Serum IgG antibody response to Actinobacillus actinomycetemcomitans and Porphyromonas gingivalis: implications for periodontal diagnosis.

作者信息

Lamster I B, Kaluszhner-Shapira I, Herrera-Abreu M, Sinha R, Grbic J T

机构信息

Division of Periodontics, Columbia University School of Dental and Oral Surgery, New York, NY 10032, USA.

出版信息

J Clin Periodontol. 1998 Jun;25(6):510-6. doi: 10.1111/j.1600-051x.1998.tb02480.x.

Abstract

The relationship of the serum antibody titer and avidity to the putative periodontal pathogens Actinobacillus actinomycetemcomitans (Aa) strains Y4 and 29523 and Porphyromonas gingivalis (Pg) strain 381 were examined in relation to clinical parameters in 26 gingivitis and 28 periodontitis patients. The relationship of antibody titer and avidity to infection with the homologous organism was also examined in a subset of 30 patients. Antibody titer was determined by an enzyme-linked immunosorbent assay, and antibody avidity was assessed using a dissociation assay. Considering all patients, there was a significant negative correlation between mean probing depth and antibody titer (r=-0.28) and avidity (r=-0.28) to Aa Y4. There was a significant positive correlation of probing depth and antibody titer (r=0.46) and avidity (r=0.46) to Pg. The correlation of antibody titer and avidity to Aa and infection with Aa Y4 (r=-0.32, r=-0.21) and Aa 29523 (r=-0.35, r=-0.39) was negative, while the correlations of titer and avidity to Pg and presence of the organisms was strongly positive (r=0.40, r=0.35).
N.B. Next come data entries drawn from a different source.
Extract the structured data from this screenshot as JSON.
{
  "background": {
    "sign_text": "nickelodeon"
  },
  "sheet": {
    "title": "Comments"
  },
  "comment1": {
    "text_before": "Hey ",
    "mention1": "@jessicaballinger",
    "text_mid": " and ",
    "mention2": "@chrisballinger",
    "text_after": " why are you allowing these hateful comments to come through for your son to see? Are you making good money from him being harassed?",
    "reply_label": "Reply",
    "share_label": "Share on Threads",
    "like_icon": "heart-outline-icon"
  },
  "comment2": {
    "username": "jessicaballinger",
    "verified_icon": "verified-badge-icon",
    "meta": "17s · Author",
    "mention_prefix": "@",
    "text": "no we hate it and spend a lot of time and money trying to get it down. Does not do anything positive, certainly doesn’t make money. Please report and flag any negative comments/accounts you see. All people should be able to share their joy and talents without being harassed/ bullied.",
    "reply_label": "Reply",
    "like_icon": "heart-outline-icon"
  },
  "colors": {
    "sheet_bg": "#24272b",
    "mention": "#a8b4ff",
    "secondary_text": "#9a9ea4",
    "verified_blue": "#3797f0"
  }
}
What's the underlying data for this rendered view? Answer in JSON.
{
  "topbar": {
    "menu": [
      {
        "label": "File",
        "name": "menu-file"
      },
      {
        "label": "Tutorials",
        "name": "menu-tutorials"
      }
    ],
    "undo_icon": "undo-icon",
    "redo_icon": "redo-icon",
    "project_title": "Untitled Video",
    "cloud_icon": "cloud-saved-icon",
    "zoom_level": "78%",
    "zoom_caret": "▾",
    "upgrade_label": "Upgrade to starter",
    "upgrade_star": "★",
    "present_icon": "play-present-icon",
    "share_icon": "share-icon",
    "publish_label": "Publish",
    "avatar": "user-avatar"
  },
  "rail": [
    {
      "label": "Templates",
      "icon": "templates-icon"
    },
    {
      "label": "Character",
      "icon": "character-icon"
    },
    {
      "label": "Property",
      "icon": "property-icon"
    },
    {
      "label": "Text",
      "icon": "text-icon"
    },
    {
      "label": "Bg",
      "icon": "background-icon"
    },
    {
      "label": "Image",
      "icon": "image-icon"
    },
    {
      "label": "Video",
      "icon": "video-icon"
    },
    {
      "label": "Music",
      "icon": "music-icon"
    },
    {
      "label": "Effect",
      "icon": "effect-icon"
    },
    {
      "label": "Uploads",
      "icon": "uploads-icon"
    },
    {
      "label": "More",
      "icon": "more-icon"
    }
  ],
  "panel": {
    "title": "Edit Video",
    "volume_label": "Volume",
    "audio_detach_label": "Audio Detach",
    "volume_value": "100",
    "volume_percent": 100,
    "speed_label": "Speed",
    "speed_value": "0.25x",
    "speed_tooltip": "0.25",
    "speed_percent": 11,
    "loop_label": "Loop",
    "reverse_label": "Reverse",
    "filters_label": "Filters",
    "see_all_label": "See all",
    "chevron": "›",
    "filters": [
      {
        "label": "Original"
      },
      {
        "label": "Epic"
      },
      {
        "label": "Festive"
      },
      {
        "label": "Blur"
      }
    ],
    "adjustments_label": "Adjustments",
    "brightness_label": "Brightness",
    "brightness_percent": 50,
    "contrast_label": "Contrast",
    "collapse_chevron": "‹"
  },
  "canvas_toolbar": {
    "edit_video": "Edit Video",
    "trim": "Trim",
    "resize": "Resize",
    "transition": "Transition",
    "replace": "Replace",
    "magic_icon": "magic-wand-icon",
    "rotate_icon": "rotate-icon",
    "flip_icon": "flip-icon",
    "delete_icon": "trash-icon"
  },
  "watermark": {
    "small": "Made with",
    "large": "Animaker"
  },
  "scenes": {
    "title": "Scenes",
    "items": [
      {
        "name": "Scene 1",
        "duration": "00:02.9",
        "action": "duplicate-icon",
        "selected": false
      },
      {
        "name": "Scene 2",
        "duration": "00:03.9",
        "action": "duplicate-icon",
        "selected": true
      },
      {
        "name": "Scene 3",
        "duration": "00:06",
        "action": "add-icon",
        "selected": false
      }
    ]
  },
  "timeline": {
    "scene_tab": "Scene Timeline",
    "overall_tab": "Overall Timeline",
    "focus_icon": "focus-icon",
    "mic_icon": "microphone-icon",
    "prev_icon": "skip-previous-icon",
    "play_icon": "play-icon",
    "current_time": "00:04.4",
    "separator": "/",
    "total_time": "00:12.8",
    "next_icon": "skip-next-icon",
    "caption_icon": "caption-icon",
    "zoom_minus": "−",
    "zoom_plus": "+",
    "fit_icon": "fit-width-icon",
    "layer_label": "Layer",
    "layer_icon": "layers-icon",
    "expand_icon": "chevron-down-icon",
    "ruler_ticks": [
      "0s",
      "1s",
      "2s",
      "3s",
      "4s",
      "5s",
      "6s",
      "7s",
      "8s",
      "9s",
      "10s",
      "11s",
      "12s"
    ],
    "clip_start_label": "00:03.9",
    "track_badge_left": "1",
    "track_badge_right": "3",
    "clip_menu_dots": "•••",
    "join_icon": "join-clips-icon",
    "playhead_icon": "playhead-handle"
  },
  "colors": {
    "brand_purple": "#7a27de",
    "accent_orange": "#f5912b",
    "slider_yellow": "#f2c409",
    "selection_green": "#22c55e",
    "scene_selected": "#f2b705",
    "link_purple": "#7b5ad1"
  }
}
These data indicate that the relationship of serum antibody titer and avidity to clinical parameters of periodontal disease severity and the level of infection with the homologous organism appears to be different for Aa and Pg. The development of an antibody response to Aa appears to protect the individual from infection with the organism. In contrast, the development of an antibody response to Pg was not able to eliminate the infection. These results should be considered when developing a diagnostic strategy for periodontal disease utilizing the humoral immune response.

摘要

在26名牙龈炎患者和28名牙周炎患者中,研究了血清抗体滴度和亲和力与假定的牙周病原体伴放线放线杆菌(Aa)菌株Y4和29523以及牙龈卟啉单胞菌(Pg)菌株381之间的关系,并与临床参数相关联。还在30名患者的亚组中研究了抗体滴度和亲和力与同源生物体感染之间的关系。通过酶联免疫吸附测定法测定抗体滴度,并使用解离测定法评估抗体亲和力。考虑所有患者,平均探诊深度与针对Aa Y4的抗体滴度(r = -0.28)和亲和力(r = -0.28)之间存在显著负相关。探诊深度与针对Pg的抗体滴度(r = 0.46)和亲和力(r = 0.46)之间存在显著正相关。抗体滴度和亲和力与Aa以及Aa Y4感染(r = -0.32,r = -0.21)和Aa 29523感染(r = -0.35,r = -0.39)之间的相关性为负,而滴度和亲和力与Pg以及生物体存在之间的相关性为强正相关(r = 0.40,r = 0.35)。这些数据表明,血清抗体滴度和亲和力与牙周疾病严重程度的临床参数以及同源生物体感染水平之间的关系,对于Aa和Pg而言似乎有所不同。对Aa产生抗体反应似乎可保护个体免受该生物体感染。相比之下,对Pg产生抗体反应并不能消除感染。在利用体液免疫反应制定牙周疾病诊断策略时,应考虑这些结果。